The Dual-Mode Seeker from Northrop Grumman Corp., pictured above, consists of an infrared sensor and millimeter wave radar to detect targets at night and in smoke and dust.
The IR Microcam sensor from Microcam Corp., pictured above, is an uncooled system intended for extremely small unmanned aerial vehicles that must navigate during the day and at night.
Ever-smaller infrared sensors are giving rise to a new class of hand-held IR cameras for military and civil surveillance applications. Pictured above is the NightMaster IR camera from Cincinnati Electronics Corp.
Infrared sensor market expected to grow through 2004
The market for imaging infrared focal plane array sensors and systems is expected to grow by a compound annual growth rate of 29 percent through at least 2004, according to a study by analysts at Frost & Sullivan of Mountain View, Calif.
The study, entitled U.S. Markets for Commercial and Military IR Imaging FPA Sensors and Systems, places the greatest market growth in emerging IR technologies such as microbolometer, ferroelectric, and quantum well infrared photoconductors.
Other market opportunities will be in very-high-performance IR technologies as military programs begin production and require large numbers of sensor systems, the study says.
Market drivers include military and paramilitary IR imaging system upgrades, and a quickly growing commercial market, primarily for uncooled IR sensors such as microbolometers and ferroelectric bolometers.
The study, released in January, segments the infrared sensor market in two different ways.
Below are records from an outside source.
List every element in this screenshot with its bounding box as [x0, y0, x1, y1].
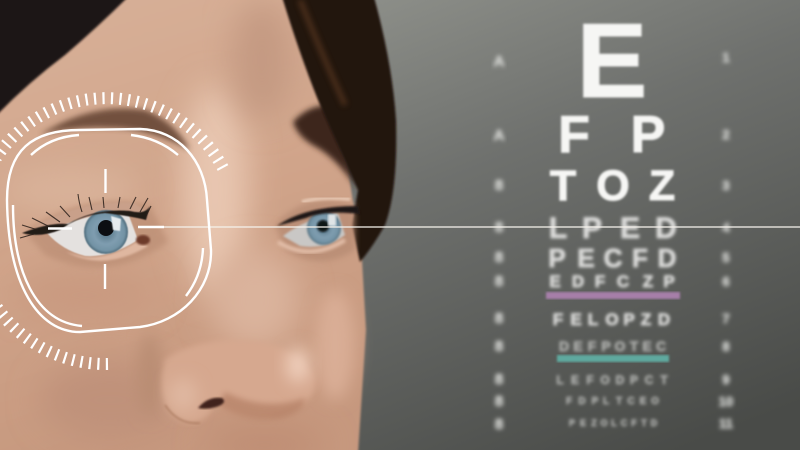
- chart left column: 8: [495, 371, 503, 388]
- chart small letters: T: [660, 373, 668, 387]
- frame inner arc: left side: [13, 205, 82, 326]
- right iris: [307, 211, 341, 245]
- catchlight: [111, 216, 121, 231]
- chart large letters: O: [596, 162, 630, 210]
- chart right column: [719, 50, 733, 431]
- chart middle letters: C: [604, 243, 623, 273]
- eye socket shadow: [25, 201, 168, 267]
- chart small letters: T: [630, 338, 639, 354]
- chart small letters: E: [640, 396, 647, 407]
- right lower lid: [278, 240, 345, 252]
- chart small letters: F: [631, 418, 637, 428]
- chart middle letters: P: [663, 272, 675, 291]
- chart left column: [494, 53, 505, 433]
- chart small letters: F: [586, 373, 594, 387]
- chart left column: 8: [495, 219, 503, 236]
- chart middle letters: P: [623, 310, 635, 329]
- chart middle letters: F: [553, 310, 563, 329]
- chart right column: 7: [722, 311, 730, 326]
- chart right column: 6: [722, 274, 730, 289]
- chart middle letters: D: [572, 272, 584, 291]
- chart small letters: C: [627, 396, 635, 407]
- chart middle letters: O: [605, 310, 619, 329]
- chart small letters: O: [600, 418, 608, 428]
- eyelid fold: [35, 202, 150, 232]
- tear duct: [136, 235, 150, 245]
- left hair: [0, 0, 135, 122]
- chart small letters: F: [588, 338, 597, 354]
- chart middle letters: Z: [641, 310, 651, 329]
- lower lid: [66, 241, 148, 261]
- chart large letters: T: [550, 162, 576, 210]
- chart small letters: Z: [591, 418, 597, 428]
- lower tick ring: [0, 303, 108, 364]
- chart small letters: E: [573, 338, 583, 354]
- chart left column: 8: [495, 393, 503, 410]
- right sclera: [283, 213, 345, 247]
- hair highlight: [300, 0, 345, 105]
- chart right column: 5: [722, 250, 730, 265]
- chart middle letters: L: [549, 212, 567, 245]
- chart small letters: T: [641, 418, 647, 428]
- left eyebrow: [40, 108, 190, 150]
- chart right column: 9: [722, 372, 730, 387]
- chart middle letters: D: [658, 310, 670, 329]
- chart left column: 8: [495, 416, 503, 433]
- chart small letters: O: [651, 396, 659, 407]
- chart small letters: P: [569, 418, 575, 428]
- chart left column: 8: [495, 310, 503, 327]
- left eye: [20, 194, 168, 267]
- upper lash band: [22, 206, 150, 235]
- chart left column: 8: [495, 177, 503, 194]
- chart small letters: E: [580, 418, 586, 428]
- chart right column: 4: [722, 220, 730, 235]
- sclera: [47, 213, 138, 256]
- chart large letters: Z: [649, 162, 675, 210]
- chart middle letters: [548, 212, 677, 329]
- chart small letters: L: [603, 396, 609, 407]
- chart right column: 1: [722, 50, 730, 65]
- chart small letters: D: [651, 418, 658, 428]
- chart small letters: P: [592, 396, 599, 407]
- chart large letters: E: [577, 2, 647, 120]
- purple chart bar: [546, 292, 680, 299]
- chart small letters: L: [556, 373, 564, 387]
- chart right column: 8: [722, 339, 730, 354]
- chart small letters: E: [571, 373, 579, 387]
- frame inner arc: top right: [131, 135, 178, 155]
- chart small letters: D: [578, 396, 586, 407]
- chart right column: 11: [719, 416, 733, 431]
- chart large letters: [550, 2, 675, 210]
- chart middle letters: E: [570, 310, 582, 329]
- chart large letters: P: [631, 106, 665, 164]
- face: [0, 0, 396, 450]
- chart middle letters: E: [577, 243, 595, 273]
- chart right column: 3: [722, 178, 730, 193]
- chart middle letters: Z: [643, 272, 653, 291]
- lash strokes: [20, 194, 151, 238]
- rounded frame: [7, 129, 211, 332]
- right catchlight: [328, 214, 336, 226]
- nose: [162, 340, 316, 423]
- chart small letters: P: [630, 373, 638, 387]
- chart large letters: F: [558, 106, 590, 164]
- chart middle letters: P: [548, 243, 566, 273]
- chart left column: A: [494, 53, 505, 70]
- eye chart: [494, 2, 733, 433]
- chart small letters: E: [642, 338, 652, 354]
- chart small letters: F: [566, 396, 572, 407]
- chart small letters: D: [616, 373, 625, 387]
- chart middle letters: L: [588, 310, 598, 329]
- chart right column: 2: [722, 127, 730, 142]
- chart middle letters: D: [658, 243, 676, 273]
- chart middle letters: D: [655, 212, 677, 245]
- chart left column: A: [494, 127, 505, 144]
- chart right column: 10: [719, 394, 733, 409]
- chart middle letters: E: [549, 272, 561, 291]
- iris: [84, 210, 128, 254]
- chart left column: 8: [495, 338, 503, 355]
- right eyebrow: [293, 105, 358, 190]
- chart middle letters: E: [620, 212, 640, 245]
- chart small letters: O: [615, 338, 626, 354]
- frame inner arc: top left: [31, 135, 79, 155]
- scan overlay: [0, 98, 223, 364]
- right lid highlight: [302, 198, 350, 202]
- chart small letters: L: [611, 418, 617, 428]
- teal chart bar: [557, 355, 669, 362]
- upper tick ring: [0, 98, 223, 168]
- pupil: [98, 220, 114, 236]
- frame inner arc: right side: [186, 248, 203, 296]
- crosshair: [48, 169, 164, 289]
- chart small letters: P: [601, 338, 611, 354]
- skin shading: [0, 0, 355, 450]
- right pupil: [317, 220, 329, 232]
- right hair: [280, 0, 396, 262]
- chart small letters: D: [559, 338, 569, 354]
- chart left column: 8: [495, 273, 503, 290]
- chart small letters: O: [600, 373, 610, 387]
- chart middle letters: F: [632, 243, 648, 273]
- chart small letters: C: [621, 418, 628, 428]
- chart small letters: C: [645, 373, 654, 387]
- right eye socket: [275, 200, 355, 261]
- right eye: [275, 198, 360, 261]
- chart middle letters: F: [595, 272, 605, 291]
- chart small letters: [556, 338, 668, 428]
- skin base: [0, 0, 366, 450]
- chart small letters: C: [656, 338, 666, 354]
- chart small letters: T: [616, 396, 622, 407]
- chart middle letters: P: [582, 212, 602, 245]
- chart middle letters: C: [617, 272, 629, 291]
- right upper lashes: [277, 206, 360, 226]
- horizontal scan line: [164, 226, 800, 228]
- chart left column: 8: [495, 249, 503, 266]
First, the study breaks the market into sensors and integrated systems.
Second, the study divides the market into five major segments - mercury cadmium telluride, indium antimonide, platinum silicide, extrinsic silicon, and emerging focal plane arrays and imaging systems such as microbolometers, ferroelectric bolometers, and quantum well infrared photoconductors.
In 1996, total revenues for imaging infrared focal plane array sensors were $283.7 million. Revenues for IR sensor integrated systems, meanwhile, were $1 billion, according to Frost & Sullivan figures.
The other infrared focal plane array sensor markets in 1996, according to Frost & Sullivan figures, were:
- mercury cadmium telluride arrays - $190 million for sensors, and $535.7 million for systems;
- indium antimonide arrays - $53 million for sensors, and $264 million for systems;
- platinum silicide arrays - $16.4 million for sensors, and $82 million for systems;
- extrinsic silicon arrays - $5 million for sensors, and $25 million for systems;
- ferroelectric arrays - $9.6 million for sensors, and $48 million for systems;
- microbolometer arrays - $9.7 million for sensors, and $46.2 million for systems; and
- quantum well infrared photoconductors - no revenue in 1996 because the technology was only reaching the marketplace that year. In 1997, however, QWIP technology was worth $3.5 million for sensors, and $17.5 million for systems. - J.K.